Keeping pets primed for adoption

SPCA uses training, play to help animals stay sharp, sociable

Baltimore & Region


When Lilo runs, her back legs kick out in that ungainly way growing dogs have. She skitters across the cement-bottom enclosure, her lanky body bucking and wiggling as she enjoys the fall day and the company.

It was the first time Lilo, a 1 1/2 -year-old female Rottweiler, had taken part in one of the four weekly play times at the Maryland Society for the Prevention of Cruelty to Animals complex on Falls Road in North Baltimore.

Group play is just one of the steps the SPCA is taking to help socialize animals that are up for adoption. Several other SPCA programs are modeled after similar efforts created for zoo animals. The goal is to help the animals remain calm and keep their mental acuity, making them more adoptable and cutting down on illness.

"It helps them be better behaved when they go home," said Aileen Gabbey, the complex's executive director.

Dogs like Lilo are given tasks, such as figuring out how to retrieve a ball or treat placed beneath a plastic crate.

And it isn't just about getting treats such as Frosty Paws - a frozen dog treat that resembles a small container of ice cream. The dogs are learning to interact with people through training and by being read to.

Before animals go out for a weekly class, the trainer, Clarissa Barnes, sprays lavender or chamomile to relax them, something zoo workers do for big cats, Gabbey said. Trainers concentrate on basics such as heeling on a leash and not jumping - skills that a potential owner will look for, Gabbey said.

"Stress levels are up," Barnes said. "It's like no other place on earth."

Volunteers try to touch the pets, make eye contact with them and say their names. Barnes said that helps "create and maintain a bond with people," which ensures that the dogs are better socialized when they go home.

Volunteers read to the dogs because it helps the animals hear voices normally modulated in relaxed environments, where they aren't being asked to do something.

"I think it helps a great deal," said Scott Littlejohn, who works in the cat room. "Imagine being locked in a cage 24 hours a day, seven days a week," he said, referring to the conditions for the animals in the shelter.

On one recent afternoon, the television in the adult cat room is on and the movie The Aristocats is playing. Radio music can also be heard in the background. There are several empty metal cages, but most are filled with slumbering cats. Cats, dogs, kittens and puppies are held in separate crates, except littermates, which are sometimes held together.

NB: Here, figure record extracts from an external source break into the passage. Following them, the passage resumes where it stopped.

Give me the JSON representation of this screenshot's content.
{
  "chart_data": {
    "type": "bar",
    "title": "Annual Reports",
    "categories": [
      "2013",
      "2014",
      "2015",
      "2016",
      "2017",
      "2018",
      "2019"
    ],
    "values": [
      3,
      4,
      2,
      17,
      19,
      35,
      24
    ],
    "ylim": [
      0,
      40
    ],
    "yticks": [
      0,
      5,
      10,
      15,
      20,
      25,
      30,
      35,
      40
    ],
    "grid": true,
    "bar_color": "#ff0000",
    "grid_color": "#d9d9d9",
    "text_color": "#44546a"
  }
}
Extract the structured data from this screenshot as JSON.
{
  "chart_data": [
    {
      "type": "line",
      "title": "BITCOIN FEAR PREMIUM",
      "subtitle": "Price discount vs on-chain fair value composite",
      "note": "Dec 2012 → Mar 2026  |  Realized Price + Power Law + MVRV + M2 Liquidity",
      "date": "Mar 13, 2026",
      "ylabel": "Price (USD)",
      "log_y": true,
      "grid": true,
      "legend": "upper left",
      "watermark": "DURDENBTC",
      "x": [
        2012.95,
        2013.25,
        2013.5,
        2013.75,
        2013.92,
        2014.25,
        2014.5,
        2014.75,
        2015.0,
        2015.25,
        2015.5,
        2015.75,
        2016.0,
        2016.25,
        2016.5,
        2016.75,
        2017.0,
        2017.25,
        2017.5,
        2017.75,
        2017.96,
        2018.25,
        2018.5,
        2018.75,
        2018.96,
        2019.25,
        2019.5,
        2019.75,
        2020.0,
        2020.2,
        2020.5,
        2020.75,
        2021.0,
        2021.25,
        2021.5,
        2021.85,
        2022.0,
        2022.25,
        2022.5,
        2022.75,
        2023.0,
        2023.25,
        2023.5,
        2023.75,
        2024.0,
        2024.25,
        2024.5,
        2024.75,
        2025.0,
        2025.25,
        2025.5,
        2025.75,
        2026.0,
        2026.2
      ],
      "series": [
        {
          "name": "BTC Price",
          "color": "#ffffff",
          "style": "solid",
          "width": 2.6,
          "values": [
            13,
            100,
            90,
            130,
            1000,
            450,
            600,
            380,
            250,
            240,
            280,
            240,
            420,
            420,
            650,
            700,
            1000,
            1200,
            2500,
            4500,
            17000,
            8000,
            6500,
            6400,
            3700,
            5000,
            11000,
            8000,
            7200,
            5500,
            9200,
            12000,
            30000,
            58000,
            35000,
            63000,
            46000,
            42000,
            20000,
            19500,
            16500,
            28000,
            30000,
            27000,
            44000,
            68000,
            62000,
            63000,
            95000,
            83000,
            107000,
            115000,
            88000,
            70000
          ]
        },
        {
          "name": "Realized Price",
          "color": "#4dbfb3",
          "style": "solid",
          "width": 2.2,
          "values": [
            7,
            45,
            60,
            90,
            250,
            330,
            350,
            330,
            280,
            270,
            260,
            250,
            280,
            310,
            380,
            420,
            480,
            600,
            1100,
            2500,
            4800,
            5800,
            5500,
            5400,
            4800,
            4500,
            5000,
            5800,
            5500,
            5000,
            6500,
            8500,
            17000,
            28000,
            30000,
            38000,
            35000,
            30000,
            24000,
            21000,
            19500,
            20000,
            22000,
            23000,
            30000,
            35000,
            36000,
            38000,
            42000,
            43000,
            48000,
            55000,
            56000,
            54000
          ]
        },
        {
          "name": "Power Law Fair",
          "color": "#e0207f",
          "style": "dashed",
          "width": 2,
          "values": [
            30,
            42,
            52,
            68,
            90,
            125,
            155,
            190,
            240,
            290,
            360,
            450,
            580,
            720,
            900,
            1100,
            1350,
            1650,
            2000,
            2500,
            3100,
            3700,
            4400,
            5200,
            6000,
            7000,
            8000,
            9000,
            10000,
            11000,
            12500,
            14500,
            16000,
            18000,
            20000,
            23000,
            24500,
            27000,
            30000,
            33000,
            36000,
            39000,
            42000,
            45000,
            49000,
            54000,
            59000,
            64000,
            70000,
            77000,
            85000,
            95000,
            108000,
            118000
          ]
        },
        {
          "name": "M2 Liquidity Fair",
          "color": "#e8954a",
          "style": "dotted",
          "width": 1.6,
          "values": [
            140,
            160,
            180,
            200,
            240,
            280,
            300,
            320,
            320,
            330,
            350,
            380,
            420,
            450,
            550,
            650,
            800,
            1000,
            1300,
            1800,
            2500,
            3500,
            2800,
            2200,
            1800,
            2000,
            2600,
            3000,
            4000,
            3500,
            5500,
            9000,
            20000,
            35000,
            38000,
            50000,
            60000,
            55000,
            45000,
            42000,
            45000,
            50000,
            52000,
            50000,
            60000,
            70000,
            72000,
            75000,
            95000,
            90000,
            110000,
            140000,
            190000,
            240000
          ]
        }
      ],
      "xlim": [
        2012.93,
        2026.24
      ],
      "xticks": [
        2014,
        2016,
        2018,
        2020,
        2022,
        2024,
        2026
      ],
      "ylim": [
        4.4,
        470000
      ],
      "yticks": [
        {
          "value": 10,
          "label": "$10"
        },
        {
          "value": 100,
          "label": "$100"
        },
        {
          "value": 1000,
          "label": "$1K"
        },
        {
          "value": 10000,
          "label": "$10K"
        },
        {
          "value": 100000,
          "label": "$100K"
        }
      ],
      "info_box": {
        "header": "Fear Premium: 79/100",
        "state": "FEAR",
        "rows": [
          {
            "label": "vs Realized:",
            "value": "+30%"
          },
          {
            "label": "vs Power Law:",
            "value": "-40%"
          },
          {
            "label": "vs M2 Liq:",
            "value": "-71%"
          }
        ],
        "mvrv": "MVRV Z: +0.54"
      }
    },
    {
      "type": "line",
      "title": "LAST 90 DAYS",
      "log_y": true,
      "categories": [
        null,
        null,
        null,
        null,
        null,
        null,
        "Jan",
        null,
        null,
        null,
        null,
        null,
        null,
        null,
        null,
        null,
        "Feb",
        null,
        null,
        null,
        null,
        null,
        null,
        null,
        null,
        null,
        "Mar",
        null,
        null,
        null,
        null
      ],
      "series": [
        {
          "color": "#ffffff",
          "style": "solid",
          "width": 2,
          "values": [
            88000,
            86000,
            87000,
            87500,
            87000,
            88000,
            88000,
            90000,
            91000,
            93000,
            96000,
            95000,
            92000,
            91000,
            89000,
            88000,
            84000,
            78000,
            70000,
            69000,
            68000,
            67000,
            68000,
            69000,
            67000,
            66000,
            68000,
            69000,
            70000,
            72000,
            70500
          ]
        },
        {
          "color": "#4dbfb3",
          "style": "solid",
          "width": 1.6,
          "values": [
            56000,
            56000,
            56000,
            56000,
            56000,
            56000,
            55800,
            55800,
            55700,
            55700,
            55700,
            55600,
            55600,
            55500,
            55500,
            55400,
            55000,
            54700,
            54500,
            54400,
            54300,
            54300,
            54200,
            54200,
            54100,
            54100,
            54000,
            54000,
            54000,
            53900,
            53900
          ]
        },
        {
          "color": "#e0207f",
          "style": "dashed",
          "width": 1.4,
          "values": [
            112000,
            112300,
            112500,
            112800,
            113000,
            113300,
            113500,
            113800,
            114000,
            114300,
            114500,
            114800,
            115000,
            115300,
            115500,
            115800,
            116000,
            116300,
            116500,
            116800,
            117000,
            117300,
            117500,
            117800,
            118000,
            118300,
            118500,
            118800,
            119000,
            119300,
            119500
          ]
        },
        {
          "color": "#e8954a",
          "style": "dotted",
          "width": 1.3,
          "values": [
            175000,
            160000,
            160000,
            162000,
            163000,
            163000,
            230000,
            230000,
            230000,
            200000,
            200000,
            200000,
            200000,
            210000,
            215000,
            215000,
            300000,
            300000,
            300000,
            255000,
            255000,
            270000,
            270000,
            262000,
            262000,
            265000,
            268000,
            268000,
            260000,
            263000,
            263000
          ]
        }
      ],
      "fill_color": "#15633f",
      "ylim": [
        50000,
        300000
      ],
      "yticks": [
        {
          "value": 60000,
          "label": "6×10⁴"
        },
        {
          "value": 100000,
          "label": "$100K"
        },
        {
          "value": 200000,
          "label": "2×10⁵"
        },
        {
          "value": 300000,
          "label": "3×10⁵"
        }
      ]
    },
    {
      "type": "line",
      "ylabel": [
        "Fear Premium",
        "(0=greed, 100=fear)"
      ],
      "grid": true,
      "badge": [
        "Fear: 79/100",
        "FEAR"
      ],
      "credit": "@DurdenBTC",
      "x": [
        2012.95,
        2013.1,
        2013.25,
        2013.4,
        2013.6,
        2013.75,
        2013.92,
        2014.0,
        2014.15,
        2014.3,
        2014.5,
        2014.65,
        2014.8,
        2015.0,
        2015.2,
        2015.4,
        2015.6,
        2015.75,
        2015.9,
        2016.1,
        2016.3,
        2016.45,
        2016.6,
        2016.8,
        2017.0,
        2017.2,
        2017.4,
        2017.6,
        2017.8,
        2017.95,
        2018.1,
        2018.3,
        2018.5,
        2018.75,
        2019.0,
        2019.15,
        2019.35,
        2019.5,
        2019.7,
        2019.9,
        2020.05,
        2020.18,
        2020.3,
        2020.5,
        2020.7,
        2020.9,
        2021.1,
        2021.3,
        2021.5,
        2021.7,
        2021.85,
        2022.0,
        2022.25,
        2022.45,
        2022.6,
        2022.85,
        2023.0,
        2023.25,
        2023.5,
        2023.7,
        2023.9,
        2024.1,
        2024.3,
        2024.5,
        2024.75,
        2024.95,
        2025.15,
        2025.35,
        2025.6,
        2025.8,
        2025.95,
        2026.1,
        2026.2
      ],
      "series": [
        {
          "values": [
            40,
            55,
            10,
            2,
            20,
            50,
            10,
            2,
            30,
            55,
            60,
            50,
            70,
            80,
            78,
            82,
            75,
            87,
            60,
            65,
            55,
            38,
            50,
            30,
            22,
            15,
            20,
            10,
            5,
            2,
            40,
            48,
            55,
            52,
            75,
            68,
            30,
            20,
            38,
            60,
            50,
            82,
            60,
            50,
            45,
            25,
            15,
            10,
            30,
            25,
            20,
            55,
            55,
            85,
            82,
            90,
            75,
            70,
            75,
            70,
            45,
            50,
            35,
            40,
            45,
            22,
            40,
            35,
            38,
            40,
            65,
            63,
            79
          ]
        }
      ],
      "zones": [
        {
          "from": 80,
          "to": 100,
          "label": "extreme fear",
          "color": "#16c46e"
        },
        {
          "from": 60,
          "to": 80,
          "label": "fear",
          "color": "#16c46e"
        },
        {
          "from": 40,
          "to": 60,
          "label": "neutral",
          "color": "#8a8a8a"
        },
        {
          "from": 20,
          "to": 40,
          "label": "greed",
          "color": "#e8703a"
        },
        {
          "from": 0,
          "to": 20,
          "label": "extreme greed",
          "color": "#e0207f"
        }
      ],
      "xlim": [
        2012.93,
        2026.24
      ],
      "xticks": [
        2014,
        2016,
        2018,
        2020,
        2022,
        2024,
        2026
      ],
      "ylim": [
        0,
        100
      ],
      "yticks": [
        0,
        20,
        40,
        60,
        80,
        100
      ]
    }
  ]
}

The kittens let out plaintive meows across from the puppy crates. Zion, a black 9-week-old kitten, sticks his paw out of the metal crate between dangling orange strings. He pauses and rubs himself up against the paint roller, which Maya Richmond, the center's director of operations, said provides a play toy and introduces cats to different textures.

Finally, after some time spent trying to get attention, Zion begins to drift to sleep, his large head collapsing onto the paint roller before he curls his wiry body up on a towel next to a large plastic colander.

Other kittens have PVC pipe to crawl through, where some take an afternoon nap. The younger kittens even sleep in large paper bags. Only some of the toys are store-bought; most are simple diversions provided by volunteers. The cheaper the toy, the more enjoyment, Gabbey said.

Last year, the center placed 3,500 cats and dogs. This year the staff expects to place only 3,000 animals. The drop is attributed to a decrease, earlier in the year, in the number of puppies at the center; they draw potential adopters in to the center, though many people end up choosing a different pet. To rectify the deficit, Gabbey said, the organization has brought puppies in from other municipalities.

Animals stay for one to three weeks. If a dog isn't adopted after that time, a volunteer will often provide foster care for the animal for the weekend. The dog wears a cape that asks people to adopt it. Gabbey said this ploy often works.

The Maryland SPCA, which is a nonprofit organization run through donations, takes in about 8,000 pets a year, and Gabbey said the group is able to place many of the animals that don't have aggression or health issues.